Tapi salut deh sama HI n FISIP yang TKHI dan Sarasehannya (opspek2 itu smua lah) "memanusiawikan manusia" (istilahnya pak komar waktu sarasehan) dan gak pake omel2an gak jelas sama sekali... dan gw seneng bisa kenal sama senior2 yang ajaib2 (mengandung konotasi baik maupun buruk). Ada yang nanyanya sok serius "apa arti nasionalisme bagi kalian?" (???) ato senior 96 yg ngasi pertanyaan aneh kaya' "coba kaitkan teori relativitas einstein dgn teori dialektik historiknya marx" (whuddahell) tapi tetep ada juga yang pantang jaim dan langsung nanya dengan lugas "eh 2006 gosipnya apa aja nih?" (baru tau ternyata anak HI UI banci gosip smuahhh - gw jg ikut ktularan... huehuehue).
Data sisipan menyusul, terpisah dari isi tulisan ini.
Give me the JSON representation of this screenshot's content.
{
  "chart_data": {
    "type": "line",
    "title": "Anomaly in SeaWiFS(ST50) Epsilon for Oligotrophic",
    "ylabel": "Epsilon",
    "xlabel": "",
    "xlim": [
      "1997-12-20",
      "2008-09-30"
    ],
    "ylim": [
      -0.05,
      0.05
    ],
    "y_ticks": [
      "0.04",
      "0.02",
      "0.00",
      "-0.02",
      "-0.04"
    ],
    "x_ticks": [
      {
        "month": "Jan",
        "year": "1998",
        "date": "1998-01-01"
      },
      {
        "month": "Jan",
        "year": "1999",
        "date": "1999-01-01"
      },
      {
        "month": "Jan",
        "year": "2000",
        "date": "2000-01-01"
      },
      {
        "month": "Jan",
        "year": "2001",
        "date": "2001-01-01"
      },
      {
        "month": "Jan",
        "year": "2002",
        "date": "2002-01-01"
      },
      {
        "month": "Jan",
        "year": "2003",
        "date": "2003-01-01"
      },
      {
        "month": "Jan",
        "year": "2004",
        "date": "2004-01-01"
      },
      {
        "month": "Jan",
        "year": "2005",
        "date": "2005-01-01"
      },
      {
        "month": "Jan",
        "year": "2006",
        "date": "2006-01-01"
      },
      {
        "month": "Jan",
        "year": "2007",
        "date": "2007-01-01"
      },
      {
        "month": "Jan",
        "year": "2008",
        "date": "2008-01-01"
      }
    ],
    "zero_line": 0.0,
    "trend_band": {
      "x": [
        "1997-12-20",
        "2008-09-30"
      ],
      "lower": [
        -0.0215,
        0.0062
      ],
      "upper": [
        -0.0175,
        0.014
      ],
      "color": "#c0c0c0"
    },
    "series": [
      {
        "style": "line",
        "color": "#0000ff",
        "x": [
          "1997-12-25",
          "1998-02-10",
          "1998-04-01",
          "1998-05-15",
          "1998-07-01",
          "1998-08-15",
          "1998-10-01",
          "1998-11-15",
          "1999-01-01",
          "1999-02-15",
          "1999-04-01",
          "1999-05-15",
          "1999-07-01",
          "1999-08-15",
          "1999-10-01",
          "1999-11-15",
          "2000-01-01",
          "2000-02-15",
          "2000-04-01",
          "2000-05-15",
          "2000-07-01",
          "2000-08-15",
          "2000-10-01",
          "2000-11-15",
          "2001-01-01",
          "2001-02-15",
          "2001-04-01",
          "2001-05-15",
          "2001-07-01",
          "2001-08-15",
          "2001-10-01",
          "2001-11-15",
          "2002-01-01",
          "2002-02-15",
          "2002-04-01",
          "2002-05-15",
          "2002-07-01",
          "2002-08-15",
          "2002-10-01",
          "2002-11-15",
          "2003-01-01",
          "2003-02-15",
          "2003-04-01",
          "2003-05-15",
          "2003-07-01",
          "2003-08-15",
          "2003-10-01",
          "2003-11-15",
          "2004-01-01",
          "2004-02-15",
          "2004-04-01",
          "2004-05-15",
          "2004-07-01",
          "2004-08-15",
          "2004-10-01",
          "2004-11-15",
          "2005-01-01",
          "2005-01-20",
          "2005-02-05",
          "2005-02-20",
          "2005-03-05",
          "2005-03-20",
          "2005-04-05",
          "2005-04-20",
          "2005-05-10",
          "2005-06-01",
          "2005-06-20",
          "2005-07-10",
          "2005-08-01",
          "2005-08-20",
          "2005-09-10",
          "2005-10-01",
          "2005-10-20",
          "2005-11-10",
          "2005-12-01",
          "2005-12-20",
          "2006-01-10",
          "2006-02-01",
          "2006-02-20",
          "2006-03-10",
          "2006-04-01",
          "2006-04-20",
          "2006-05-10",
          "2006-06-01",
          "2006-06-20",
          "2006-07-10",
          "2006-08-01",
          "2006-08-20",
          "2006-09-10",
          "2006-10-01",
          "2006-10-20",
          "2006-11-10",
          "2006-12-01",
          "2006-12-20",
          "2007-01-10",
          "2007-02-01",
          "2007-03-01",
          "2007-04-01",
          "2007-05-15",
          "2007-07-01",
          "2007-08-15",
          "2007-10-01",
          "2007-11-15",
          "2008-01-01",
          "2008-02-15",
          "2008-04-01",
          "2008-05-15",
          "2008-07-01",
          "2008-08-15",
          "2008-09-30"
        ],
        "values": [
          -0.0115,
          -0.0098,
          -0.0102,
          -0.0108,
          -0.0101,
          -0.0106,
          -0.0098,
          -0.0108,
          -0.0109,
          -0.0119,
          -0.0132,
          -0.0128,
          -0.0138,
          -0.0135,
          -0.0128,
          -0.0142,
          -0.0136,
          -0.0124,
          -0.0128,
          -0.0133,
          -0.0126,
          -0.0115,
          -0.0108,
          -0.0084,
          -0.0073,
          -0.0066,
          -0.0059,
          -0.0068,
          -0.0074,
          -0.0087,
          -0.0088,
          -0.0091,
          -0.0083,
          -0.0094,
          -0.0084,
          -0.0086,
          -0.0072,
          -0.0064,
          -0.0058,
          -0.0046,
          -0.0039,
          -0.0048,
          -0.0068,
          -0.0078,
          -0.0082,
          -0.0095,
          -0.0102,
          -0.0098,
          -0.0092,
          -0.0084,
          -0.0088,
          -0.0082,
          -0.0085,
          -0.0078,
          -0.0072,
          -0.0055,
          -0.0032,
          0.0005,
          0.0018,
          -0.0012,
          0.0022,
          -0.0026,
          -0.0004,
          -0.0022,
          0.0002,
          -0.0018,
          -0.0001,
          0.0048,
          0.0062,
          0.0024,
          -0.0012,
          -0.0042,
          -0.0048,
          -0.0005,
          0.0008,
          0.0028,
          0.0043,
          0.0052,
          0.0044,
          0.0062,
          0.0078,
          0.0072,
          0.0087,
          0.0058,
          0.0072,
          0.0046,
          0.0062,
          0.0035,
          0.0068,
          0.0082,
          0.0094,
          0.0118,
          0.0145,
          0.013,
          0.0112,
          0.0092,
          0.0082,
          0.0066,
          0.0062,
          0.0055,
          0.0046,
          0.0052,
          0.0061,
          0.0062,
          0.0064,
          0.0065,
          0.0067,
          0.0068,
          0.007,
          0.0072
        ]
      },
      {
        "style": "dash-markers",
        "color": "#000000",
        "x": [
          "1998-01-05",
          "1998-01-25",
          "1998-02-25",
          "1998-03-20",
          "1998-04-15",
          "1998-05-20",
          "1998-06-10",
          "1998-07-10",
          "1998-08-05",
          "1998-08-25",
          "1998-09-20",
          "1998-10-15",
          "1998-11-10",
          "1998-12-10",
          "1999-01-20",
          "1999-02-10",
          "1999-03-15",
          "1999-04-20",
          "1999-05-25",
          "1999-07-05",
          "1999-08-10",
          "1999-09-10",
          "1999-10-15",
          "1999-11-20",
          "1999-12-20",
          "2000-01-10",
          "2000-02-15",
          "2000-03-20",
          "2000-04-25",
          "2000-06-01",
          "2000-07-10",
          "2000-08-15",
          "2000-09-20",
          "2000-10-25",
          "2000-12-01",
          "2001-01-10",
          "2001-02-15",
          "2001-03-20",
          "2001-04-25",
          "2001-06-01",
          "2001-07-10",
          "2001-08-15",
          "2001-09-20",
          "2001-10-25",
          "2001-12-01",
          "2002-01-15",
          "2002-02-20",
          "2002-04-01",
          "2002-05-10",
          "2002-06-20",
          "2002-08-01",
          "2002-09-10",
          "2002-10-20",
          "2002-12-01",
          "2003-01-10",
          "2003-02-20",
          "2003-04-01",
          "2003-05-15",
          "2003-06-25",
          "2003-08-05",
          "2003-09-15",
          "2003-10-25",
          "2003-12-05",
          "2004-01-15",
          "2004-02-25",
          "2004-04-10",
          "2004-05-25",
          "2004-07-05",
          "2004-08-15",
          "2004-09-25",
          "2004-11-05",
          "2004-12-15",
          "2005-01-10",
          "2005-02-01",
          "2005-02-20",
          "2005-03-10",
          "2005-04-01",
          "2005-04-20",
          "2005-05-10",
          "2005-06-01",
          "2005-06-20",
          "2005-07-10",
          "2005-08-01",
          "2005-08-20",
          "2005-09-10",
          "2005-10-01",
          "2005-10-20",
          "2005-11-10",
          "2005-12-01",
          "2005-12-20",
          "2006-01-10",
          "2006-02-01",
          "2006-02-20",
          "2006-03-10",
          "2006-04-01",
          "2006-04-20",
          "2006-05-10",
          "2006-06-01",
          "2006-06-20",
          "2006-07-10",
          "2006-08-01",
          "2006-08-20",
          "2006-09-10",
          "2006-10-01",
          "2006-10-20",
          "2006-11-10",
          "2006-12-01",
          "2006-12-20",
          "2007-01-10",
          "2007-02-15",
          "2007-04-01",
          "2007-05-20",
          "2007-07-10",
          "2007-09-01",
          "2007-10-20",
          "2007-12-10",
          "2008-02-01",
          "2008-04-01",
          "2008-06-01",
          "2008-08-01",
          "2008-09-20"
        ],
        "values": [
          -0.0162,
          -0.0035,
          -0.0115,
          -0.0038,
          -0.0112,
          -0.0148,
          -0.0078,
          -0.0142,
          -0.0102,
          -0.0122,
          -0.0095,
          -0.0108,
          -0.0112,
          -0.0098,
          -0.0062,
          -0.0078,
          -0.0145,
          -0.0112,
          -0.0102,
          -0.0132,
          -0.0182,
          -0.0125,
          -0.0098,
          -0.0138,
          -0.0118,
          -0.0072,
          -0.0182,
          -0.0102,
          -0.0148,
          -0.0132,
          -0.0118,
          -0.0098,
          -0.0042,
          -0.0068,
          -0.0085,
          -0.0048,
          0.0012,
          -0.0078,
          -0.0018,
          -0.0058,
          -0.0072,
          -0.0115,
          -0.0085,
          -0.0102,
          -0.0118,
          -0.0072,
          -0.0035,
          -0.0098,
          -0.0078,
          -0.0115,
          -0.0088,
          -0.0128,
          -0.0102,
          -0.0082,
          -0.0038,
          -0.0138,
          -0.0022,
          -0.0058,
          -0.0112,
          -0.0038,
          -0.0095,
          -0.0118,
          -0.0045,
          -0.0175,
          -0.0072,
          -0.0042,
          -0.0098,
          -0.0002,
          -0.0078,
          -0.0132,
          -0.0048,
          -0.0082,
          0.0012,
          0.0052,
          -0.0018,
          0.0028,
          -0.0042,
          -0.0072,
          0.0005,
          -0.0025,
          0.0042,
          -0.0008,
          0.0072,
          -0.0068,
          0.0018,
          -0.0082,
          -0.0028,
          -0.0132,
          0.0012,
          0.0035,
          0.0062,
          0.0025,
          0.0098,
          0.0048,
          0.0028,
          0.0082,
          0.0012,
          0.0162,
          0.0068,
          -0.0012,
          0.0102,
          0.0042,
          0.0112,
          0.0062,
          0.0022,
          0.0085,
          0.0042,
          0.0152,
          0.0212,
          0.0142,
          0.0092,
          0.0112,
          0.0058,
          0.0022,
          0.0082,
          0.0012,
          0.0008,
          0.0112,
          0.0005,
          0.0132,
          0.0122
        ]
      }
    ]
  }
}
Besok pasti capek banget d... dan rasanya miris kalo mengingat menur lagi jadi fashionista blanja2 di bandung (menemukan panggilan hidup tuh) atau cikon yg kata msn messagenya abis "a small dose of retail therapy" (R u sure it's SMALL???). Yah gue sih ngarepin oleh2nya aja... Gw pgn liburan jugaaa. I want to SHOPPPPP. Tasia kapan jadinya kita go on our As-If-We-Were-In-Singapore Shopping Trip???

Trus, jumat kmaren tiba2 ada telpon "mbak, kami dari GIC, ada kelas baru buka, jadi nerusin buku 3 nggak?" Karena 10% tertarik dan 90% rasa bersalah tidak menyelesaikan les jepang akhirnya gw stuju utk nerusin blajar jpang... hiks hiks. Untungnya temen sekamar di kosan gw is practically japanese (snacknya aja kue beras jepang bukan tango atau timtam like normal people... hehehe :P)jadi bisa latian2 ngomong lah... yasudalah ya.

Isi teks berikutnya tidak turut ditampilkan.